Le titre pourrait laisser penser que mon article du jour évoque notre monde immoral où un génocide se perpétue sous nos yeux sans que nous nous y opposions, mais la jungle est un milieu en réalité beaucoup plus tendre qu'on ne l'imagine. Quand les coupeurs de bois exotique ou les foreurs de puits de pétrole ne la dévastent pas, elle incarne la nature dont nous, mammifères soi-disant évolués, avons encore le pouvoir de rêver. Après les océans, elle permet à notre planète de respirer, et ses habitants vivent en meilleure intelligence que les "animaux dénaturés" que nous sommes devenus.
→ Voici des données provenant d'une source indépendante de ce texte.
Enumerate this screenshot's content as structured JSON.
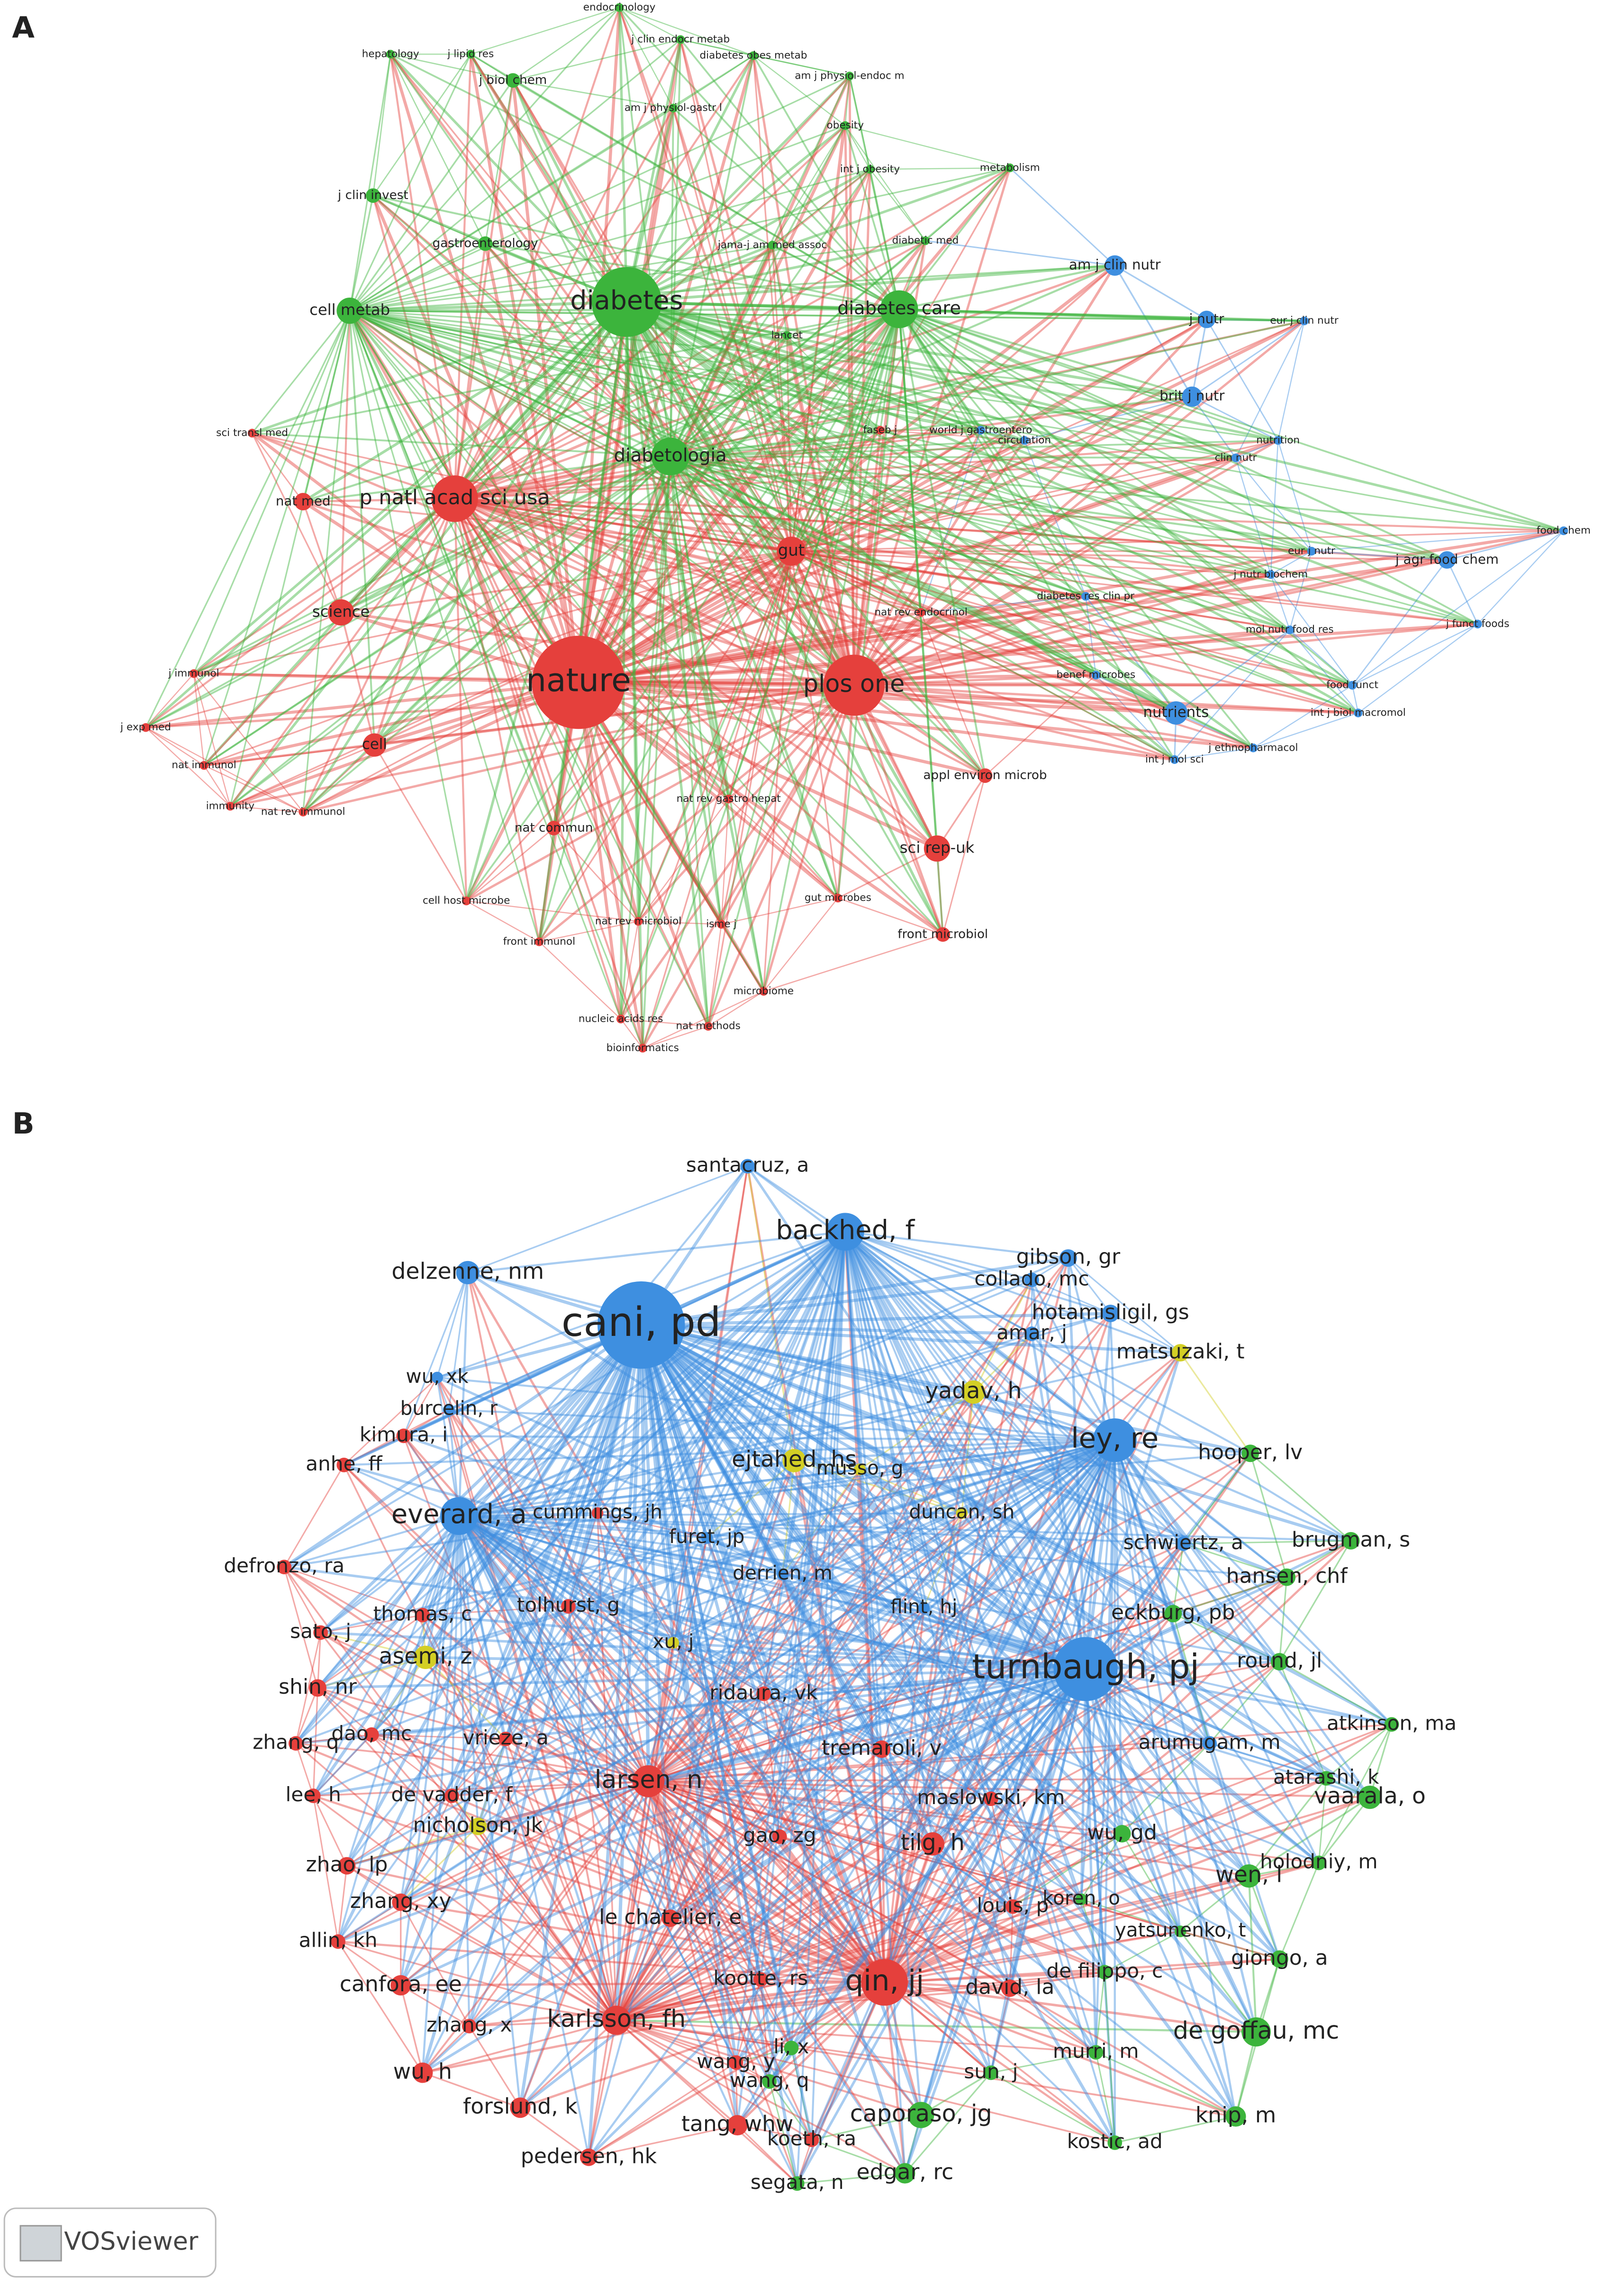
{
  "panels": [
    {
      "label": "A",
      "nodes": [
        "endocrinology",
        "hepatology",
        "j lipid res",
        "j biol chem",
        "j clin endocr metab",
        "diabetes obes metab",
        "am j physiol-endoc m",
        "am j physiol-gastr l",
        "obesity",
        "int j obesity",
        "metabolism",
        "j clin invest",
        "gastroenterology",
        "jama-j am med assoc",
        "diabetic med",
        "am j clin nutr",
        "cell metab",
        "diabetes",
        "diabetes care",
        "j nutr",
        "eur j clin nutr",
        "lancet",
        "brit j nutr",
        "sci transl med",
        "faseb j",
        "world j gastroentero",
        "circulation",
        "nutrition",
        "clin nutr",
        "diabetologia",
        "nat med",
        "p natl acad sci usa",
        "gut",
        "food chem",
        "eur j nutr",
        "j agr food chem",
        "j nutr biochem",
        "diabetes res clin pr",
        "nat rev endocrinol",
        "science",
        "j funct foods",
        "mol nutr food res",
        "j immunol",
        "benef microbes",
        "nature",
        "plos one",
        "food funct",
        "int j biol macromol",
        "nutrients",
        "j exp med",
        "cell",
        "j ethnopharmacol",
        "int j mol sci",
        "nat immunol",
        "appl environ microb",
        "immunity",
        "nat rev immunol",
        "nat rev gastro hepat",
        "nat commun",
        "sci rep-uk",
        "cell host microbe",
        "gut microbes",
        "nat rev microbiol",
        "isme j",
        "front microbiol",
        "front immunol",
        "microbiome",
        "nucleic acids res",
        "nat methods",
        "bioinformatics"
      ]
    },
    {
      "label": "B",
      "nodes": [
        "santacruz, a",
        "backhed, f",
        "delzenne, nm",
        "gibson, gr",
        "cani, pd",
        "collado, mc",
        "hotamisligil, gs",
        "amar, j",
        "matsuzaki, t",
        "wu, xk",
        "yadav, h",
        "burcelin, r",
        "kimura, i",
        "ley, re",
        "hooper, lv",
        "anhe, ff",
        "ejtahed, hs",
        "musso, g",
        "everard, a",
        "cummings, jh",
        "duncan, sh",
        "furet, jp",
        "brugman, s",
        "schwiertz, a",
        "defronzo, ra",
        "hansen, chf",
        "derrien, m",
        "thomas, c",
        "tolhurst, g",
        "flint, hj",
        "eckburg, pb",
        "sato, j",
        "asemi, z",
        "xu, j",
        "round, jl",
        "turnbaugh, pj",
        "shin, nr",
        "ridaura, vk",
        "zhang, q",
        "dao, mc",
        "vrieze, a",
        "tremaroli, v",
        "atkinson, ma",
        "arumugam, m",
        "atarashi, k",
        "lee, h",
        "larsen, n",
        "de vadder, f",
        "vaarala, o",
        "maslowski, km",
        "nicholson, jk",
        "gao, zg",
        "wu, gd",
        "tilg, h",
        "zhao, lp",
        "wen, l",
        "holodniy, m",
        "louis, p",
        "koren, o",
        "zhang, xy",
        "le chatelier, e",
        "yatsunenko, t",
        "allin, kh",
        "giongo, a",
        "canfora, ee",
        "kootte, rs",
        "qin, jj",
        "david, la",
        "de filippo, c",
        "karlsson, fh",
        "zhang, x",
        "de goffau, mc",
        "murri, m",
        "wu, h",
        "sun, j",
        "li, x",
        "wang, y",
        "wang, q",
        "caporaso, jg",
        "forslund, k",
        "knip, m",
        "tang, whw",
        "koeth, ra",
        "pedersen, hk",
        "kostic, ad",
        "edgar, rc",
        "segata, n"
      ]
    }
  ],
  "watermark": "VOSviewer"
}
Toute proportion gardée (!), lorsqu'il y a vingt-cinq ans j'ai créé le petit jardin derrière la maison je l'avais conçu japonais, mais les plantes ont poussé et j'ai eu beau combattre la sélection naturelle, beaucoup de plantes ont disparu et d'autres ont pris toute la place. Les feuillages persistants des bambous et du palmier donnent l'impression d'une jungle. Lorsque je repense à celle de l'Amazonie, c'est paradoxal car la selva ressemblait plutôt à un sous-bois, certes menaçant avec ses écorces empoisonnées, ses piquants invisibles et les bestioles camouflées en feuilles mortes. Tous les films que nous avons récemment regardés et qui se passent dans la rainforest en attestent. La machette sert plus souvent à marquer son chemin qu'à s'y frayer. Pas de coupe-coupe chez nous, mais des sécateurs de toutes tailles ! En particulier dans l'autre jardin, qui donne sur la rue...


Le voilà le sous-bois ! À chaque grosse averse les branches ploient sous l'eau et forcent les passants à courber l'échine. Néanmoins le lierre, la glycine, et ce qui reste de l'églantier et du lavatère se liguent pour constituer un énorme parapluie au-dessus du trottoir où l'on peut s'abriter pour éviter la douche. Toute cette verdure profite au quartier, comme le bouquet vivant d'un géant amoureux. À chaque pluie importante je taille et coupe les branches à la limite de la chaussée pour ne pas gêner les rares véhicules qui empruntent la rue. Les automobiles y sont devenues rares depuis qu'une avenue en aval a été fermée pour être végétalisée. L'itinéraire a ainsi perdu sa particule "bis", nous laissant espérer que les chats feront tout de même toujours attention en traversant. Avec les oiseaux, les muridés, les insectes, les araignées et les humains, ce sont les seuls animaux qui peuplent notre jungle.